Realça ainda que a testemunha JG, contratado pelos Requeridos como fiscal da sua obra, no seu depoimento, reconheceu que escavaram mesmo até ao limite do tubo, embora deixando-o fora do lote 3, como até resulta das fotografias por si juntas com a oposição (docs. n.º 5, 6 e 15) e, por isso, não respeitaram a distância à faixa central, nomeadamente os 0,50m laterais que deveriam ter sido deixados precisamente para assegurar que, em caso de necessidade, os técnicos do SMAS possam aceder às condutas das redes das águas residuais e assim invadiram o terreno cedido à Câmara, extravasando os limites do seu lote. Acresce que, desse depoimento também resultou que passaram a faltar 1,20m de largura nessa faixa de terreno. O que só se pode justificar com a ocupação resultante da obra levada a cabo pelos Requeridos no seu lote.
Defende ainda a Recorrente que não poderiam ter sido desconsideradas as declarações de parte de FM e o depoimento da testemunha AF, sendo que a testemunha JG nada disse que pudesse fundamentar a prova dos factos ora em apreço, assentando a decisão recorrida, apenas e unicamente, no depoimento da testemunha SJ, que foi o topógrafo que elaborou o levantamento topográfico junto como doc. nº 20 com a oposição, sem que o tribunal se tenha pronunciado sobre a realização de novo levantamento topográfico que havia sido requerido por ambas as partes. Meio de prova esse que se revelou tanto mais relevante, porquanto a testemunha SJ acabou por admitir ter desconsiderado a necessidade de salvaguardar a existência do caminho, que estava previsto no alvará de loteamento, referindo que o loteamento que estava “mal feito”.
Aproveitou ainda a Recorrente para sustentar que a sentença especulou com o facto de uma tampa de esgoto se encontrar metade dentro dos limites do lote da Requerente e a outra metade na área do caminho em causa nos autos, para admitir que o ‘suposto caminho’ poderia ter outra implantação e que poderia ser a Requerente a extravasar a sua área. Ora, a seu ver, a prova só permite concluir que foram os Requeridos quem construiu até às condutas de esgotos e águas pluviais, quando deviam ter deixado um metro ao centro do caminho e mais uma faixa lateral de 0,50 m de distância aos limites do seu lote.

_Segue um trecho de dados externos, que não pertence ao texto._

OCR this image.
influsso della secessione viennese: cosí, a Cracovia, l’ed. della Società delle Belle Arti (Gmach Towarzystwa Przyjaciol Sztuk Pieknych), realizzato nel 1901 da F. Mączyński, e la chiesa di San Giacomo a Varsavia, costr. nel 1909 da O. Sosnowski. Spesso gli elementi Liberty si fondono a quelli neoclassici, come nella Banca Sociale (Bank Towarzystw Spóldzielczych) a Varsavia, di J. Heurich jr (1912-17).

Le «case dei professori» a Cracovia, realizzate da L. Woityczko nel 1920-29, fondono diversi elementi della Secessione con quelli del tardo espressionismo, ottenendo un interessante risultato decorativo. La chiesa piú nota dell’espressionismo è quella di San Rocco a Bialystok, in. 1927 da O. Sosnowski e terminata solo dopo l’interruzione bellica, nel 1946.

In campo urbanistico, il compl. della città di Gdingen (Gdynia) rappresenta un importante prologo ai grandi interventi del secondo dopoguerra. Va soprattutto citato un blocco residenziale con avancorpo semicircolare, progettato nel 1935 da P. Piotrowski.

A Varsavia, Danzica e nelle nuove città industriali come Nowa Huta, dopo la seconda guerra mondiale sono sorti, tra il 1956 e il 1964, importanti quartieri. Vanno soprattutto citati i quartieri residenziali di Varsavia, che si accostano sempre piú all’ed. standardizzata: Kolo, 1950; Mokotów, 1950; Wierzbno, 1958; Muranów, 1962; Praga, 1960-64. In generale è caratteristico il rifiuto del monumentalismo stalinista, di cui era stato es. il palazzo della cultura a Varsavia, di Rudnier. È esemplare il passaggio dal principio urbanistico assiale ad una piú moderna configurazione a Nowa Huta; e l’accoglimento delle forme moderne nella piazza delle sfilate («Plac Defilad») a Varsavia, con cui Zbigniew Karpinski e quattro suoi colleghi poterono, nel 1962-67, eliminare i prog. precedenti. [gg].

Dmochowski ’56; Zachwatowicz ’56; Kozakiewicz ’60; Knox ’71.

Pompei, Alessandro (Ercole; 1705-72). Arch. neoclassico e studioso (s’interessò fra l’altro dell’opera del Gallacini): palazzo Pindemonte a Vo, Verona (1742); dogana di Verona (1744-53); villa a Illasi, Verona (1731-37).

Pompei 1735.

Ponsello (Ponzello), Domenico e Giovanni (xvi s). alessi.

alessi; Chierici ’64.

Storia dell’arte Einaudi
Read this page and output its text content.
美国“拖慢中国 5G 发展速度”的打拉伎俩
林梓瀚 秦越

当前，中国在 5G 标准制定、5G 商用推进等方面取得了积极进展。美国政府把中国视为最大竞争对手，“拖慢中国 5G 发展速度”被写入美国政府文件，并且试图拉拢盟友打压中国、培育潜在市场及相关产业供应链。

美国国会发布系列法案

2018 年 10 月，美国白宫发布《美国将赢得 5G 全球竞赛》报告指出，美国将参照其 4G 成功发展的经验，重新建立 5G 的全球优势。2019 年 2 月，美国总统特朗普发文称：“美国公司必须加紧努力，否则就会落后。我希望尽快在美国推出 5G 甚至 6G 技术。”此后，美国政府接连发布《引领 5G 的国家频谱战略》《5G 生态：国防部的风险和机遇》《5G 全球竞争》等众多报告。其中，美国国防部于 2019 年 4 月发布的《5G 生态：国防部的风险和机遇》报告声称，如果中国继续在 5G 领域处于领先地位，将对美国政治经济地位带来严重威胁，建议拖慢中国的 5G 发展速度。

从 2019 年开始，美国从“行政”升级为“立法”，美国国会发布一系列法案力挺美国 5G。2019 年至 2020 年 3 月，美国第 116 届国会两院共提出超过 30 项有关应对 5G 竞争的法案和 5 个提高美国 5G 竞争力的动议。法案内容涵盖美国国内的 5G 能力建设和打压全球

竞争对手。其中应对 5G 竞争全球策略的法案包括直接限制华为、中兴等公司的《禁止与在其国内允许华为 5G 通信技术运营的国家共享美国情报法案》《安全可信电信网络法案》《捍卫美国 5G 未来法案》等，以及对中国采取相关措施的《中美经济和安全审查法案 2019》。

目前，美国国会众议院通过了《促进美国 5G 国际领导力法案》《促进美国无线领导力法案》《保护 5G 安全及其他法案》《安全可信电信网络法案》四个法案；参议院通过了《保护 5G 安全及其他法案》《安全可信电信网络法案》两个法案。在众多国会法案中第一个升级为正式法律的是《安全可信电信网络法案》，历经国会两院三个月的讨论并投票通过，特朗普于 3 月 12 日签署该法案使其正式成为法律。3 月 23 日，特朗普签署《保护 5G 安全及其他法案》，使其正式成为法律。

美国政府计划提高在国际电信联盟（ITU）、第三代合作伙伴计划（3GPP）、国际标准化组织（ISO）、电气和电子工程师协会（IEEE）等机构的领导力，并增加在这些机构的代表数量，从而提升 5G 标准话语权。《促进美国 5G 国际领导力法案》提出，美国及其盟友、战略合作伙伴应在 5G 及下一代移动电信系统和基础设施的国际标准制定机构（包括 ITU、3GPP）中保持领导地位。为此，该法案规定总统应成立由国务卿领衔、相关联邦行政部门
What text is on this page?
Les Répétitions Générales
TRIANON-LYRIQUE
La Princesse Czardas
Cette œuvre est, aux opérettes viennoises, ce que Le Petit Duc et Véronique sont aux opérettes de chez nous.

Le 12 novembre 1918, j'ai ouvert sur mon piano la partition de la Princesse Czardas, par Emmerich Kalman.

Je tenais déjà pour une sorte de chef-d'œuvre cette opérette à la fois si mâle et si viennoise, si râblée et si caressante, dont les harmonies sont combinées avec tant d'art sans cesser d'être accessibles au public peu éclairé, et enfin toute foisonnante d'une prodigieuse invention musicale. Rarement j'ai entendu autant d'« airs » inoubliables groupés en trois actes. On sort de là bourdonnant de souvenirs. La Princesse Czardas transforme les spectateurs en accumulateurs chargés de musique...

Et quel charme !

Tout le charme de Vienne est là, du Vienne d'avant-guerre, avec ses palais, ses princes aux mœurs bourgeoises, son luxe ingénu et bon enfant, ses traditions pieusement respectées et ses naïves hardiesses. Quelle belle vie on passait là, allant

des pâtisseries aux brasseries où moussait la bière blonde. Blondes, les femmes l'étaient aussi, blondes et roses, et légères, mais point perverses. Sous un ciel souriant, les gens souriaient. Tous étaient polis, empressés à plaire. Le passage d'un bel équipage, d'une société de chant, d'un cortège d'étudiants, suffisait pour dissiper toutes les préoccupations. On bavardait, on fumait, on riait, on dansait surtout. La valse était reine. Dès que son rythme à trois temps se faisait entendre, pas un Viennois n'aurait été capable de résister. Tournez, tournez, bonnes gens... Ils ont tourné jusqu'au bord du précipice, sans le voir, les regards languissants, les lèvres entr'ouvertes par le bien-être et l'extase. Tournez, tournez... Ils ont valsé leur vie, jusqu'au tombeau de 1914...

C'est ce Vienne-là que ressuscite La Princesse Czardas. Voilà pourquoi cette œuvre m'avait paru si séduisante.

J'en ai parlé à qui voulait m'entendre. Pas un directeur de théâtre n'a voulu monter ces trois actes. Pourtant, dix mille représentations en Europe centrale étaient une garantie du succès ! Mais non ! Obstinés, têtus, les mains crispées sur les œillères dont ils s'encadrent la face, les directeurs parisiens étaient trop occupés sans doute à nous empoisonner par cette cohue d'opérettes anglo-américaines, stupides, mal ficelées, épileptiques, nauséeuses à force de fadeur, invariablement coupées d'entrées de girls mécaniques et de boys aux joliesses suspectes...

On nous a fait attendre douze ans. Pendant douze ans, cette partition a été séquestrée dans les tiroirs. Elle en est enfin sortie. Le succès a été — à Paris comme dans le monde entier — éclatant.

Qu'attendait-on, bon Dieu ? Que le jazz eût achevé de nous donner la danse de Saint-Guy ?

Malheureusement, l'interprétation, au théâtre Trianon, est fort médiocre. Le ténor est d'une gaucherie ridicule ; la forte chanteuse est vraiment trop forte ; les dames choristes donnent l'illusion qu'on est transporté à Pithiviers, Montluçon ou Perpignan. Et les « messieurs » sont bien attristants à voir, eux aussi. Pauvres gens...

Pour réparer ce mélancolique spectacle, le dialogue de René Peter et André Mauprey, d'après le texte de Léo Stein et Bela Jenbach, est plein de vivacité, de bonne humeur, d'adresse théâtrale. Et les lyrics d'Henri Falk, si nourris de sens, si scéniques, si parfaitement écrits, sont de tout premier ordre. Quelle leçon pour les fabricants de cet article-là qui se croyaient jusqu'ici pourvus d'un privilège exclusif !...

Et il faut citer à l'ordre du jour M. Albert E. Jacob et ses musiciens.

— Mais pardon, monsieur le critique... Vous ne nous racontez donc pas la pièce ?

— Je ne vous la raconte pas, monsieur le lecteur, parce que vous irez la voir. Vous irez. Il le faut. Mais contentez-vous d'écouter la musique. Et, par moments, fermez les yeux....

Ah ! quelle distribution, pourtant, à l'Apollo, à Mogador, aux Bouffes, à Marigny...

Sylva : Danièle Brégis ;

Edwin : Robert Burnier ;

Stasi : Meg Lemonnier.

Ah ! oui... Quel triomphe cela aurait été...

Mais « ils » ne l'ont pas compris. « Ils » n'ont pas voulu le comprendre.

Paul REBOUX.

Também quanto ao facto de existirem postes de eletricidade no caminho, entende que não se poderia concluir que houve erro dos serviços de eletricidade, pois tudo indica, pelas regras da experiência e do senso comum, que se aí estavam é porque se trata de um caminho público.
Por isso defende a eliminação dos factos 9 e 11, devendo a matéria da al. a) dos factos não provados passar a figurar como factualidade provada, porque os requeridos ocuparam indevidamente 1,20m do caminho pedonal em causa nos autos.
Os Recorridos, por seu turno, sustentam a correção do julgamento desses factos, tendo em atenção, desde logo, a “Assentada” da inspeção judicial ao local, donde decorre não ter sido possível observar a existência de uma “calçada efetiva” junto ao muro dos lotes das partes, mas apenas no espaço do muro delimitador do lote imediatamente seguinte.
Por outro lado, dos levantamentos topográficos (cfr. doc. 20 da oposição e o junto em audiência pela testemunha SJ - cfr. “Ata” de 18-06-2025 – Ref.ª n.º 158250679 - p.e.), cujas medições foram objeto de apreciação pelos serviços técnicos do Município de Cascais, permitiram a aprovação do projeto de arquitetura dos Recorridos, permitem concluir que as áreas, ocupadas pela construção projetada e em execução, foram objeto de medição específica, sem que se assinale daí a ocupação de qualquer terreno integrado no domínio público municipal (cfr. doc. 21 da oposição), concluindo-se que a construção executada no lote 3 está implantada e contém-se dentro dos limites de profundidade e largura estabelecidos no alvará de loteamento aplicável e respetivo aditamento, não ocupando qualquer área destinada ao arruamento (cfr. doc.s 1, 2, 3, 18, 19, 20, 21 e 22 da oposição). O que é confirmado pelos depoimentos das testemunhas JG e SJ.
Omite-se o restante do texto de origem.